The following factors have been considered:
• There may be reduced intestinal iron uptake associated with cardiac cachexia and malabsorption.
• CHF activates the renin-angiotensin-aldosterone system and vasopressin, resulting in sodium and water retention and dilutional anaemia.
• CHF can lead to renal dysfunction due to renal vasoconstriction and ischemia resulting in an increase in erythropoietin. Usually renal anaemia develops in chronic renal dysfunction with serum creatinine over 3.5 mg/dl or a creatinine clearance below 30ml/min.
• Treatment of the disease underlying CHF, principally coronary artery disease with gents such as aspirin and warfarin can contribute to blood loss and anaemia due to gastrointestinal bleeding.
• High doses of ACE-inhibitors can impair the response to erythropoietin treatment haemodialysis patients.
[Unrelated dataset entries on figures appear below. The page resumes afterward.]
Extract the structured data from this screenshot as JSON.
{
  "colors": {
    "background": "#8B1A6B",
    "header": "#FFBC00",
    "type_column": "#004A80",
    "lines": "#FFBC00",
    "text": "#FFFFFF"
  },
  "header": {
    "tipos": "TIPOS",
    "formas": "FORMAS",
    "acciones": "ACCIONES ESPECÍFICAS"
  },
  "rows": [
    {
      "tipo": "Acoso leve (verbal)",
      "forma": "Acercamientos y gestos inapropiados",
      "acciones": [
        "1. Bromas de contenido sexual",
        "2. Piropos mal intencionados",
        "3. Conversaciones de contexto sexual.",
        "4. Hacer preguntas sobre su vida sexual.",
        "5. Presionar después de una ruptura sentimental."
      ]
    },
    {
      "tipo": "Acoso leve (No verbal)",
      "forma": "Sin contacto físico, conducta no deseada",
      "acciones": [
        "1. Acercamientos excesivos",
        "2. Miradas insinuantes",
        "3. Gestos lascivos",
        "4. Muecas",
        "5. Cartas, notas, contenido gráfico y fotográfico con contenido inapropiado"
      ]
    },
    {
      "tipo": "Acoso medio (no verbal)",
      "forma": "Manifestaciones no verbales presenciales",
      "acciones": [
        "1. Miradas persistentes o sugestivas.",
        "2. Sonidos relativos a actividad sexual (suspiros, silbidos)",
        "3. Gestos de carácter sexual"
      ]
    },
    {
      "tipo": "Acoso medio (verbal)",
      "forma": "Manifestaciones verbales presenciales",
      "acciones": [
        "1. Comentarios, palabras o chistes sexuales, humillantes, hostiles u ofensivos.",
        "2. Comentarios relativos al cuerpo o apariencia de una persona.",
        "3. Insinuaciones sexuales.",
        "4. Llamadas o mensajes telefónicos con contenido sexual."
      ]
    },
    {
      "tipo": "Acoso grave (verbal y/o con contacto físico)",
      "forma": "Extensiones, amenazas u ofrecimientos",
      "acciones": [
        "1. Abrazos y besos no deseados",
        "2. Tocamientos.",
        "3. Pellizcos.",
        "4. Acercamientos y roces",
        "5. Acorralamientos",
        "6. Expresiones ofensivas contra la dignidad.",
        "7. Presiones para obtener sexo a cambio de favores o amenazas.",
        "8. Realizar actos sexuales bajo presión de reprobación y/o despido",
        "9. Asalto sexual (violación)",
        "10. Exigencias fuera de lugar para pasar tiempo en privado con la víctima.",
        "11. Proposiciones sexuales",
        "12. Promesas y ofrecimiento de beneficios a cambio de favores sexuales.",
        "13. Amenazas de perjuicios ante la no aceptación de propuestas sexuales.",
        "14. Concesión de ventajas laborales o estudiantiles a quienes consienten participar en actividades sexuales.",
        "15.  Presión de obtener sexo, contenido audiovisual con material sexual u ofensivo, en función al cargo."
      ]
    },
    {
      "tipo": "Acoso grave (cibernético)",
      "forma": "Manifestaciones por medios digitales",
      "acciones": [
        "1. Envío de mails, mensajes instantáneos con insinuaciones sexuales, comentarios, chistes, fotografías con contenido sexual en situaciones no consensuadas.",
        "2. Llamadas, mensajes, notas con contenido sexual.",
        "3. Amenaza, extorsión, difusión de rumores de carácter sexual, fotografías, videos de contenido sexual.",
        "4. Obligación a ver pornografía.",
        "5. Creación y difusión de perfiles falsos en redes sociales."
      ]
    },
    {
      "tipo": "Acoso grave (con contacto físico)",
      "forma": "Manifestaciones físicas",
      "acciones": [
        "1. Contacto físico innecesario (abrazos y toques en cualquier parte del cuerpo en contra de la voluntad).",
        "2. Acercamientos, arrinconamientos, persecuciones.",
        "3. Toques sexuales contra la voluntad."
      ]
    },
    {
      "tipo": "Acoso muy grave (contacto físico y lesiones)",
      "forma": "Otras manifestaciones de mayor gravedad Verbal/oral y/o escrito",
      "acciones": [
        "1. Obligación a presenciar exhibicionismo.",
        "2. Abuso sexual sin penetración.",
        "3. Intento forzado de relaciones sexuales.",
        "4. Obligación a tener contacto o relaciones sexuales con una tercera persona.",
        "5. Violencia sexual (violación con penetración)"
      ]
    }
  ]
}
Several cross-sectional studies have confirmed that anaemia is common in patients with CHF and its severity correlates positively with the severity of CHF. All recent outcome studies have shown that anaemia is associated with mortality rates beyond those explicable from heart failure severity.
The importance of anaemia in CHF has been highlighted by data from the SOLVD study where anaemia was found to be a risk factor for mortality.


Szachneiwicz J et al.(Int. J Cardio. Aug. 2003) has also concluded in their study that anaemia is significant predictor of poor outcome in unselected patients with CHF.Correction of low haemoglobin level may become an interesting therapeutic option for CHF patients.


A placebo-controlled randomised trial showed that the normalization of haemoglobin levels in anaemic patients with CHF improved peak oxygen uptake and exercise performance.
Large clinical trials are required to define the true potential of anaemia therapy in CHF.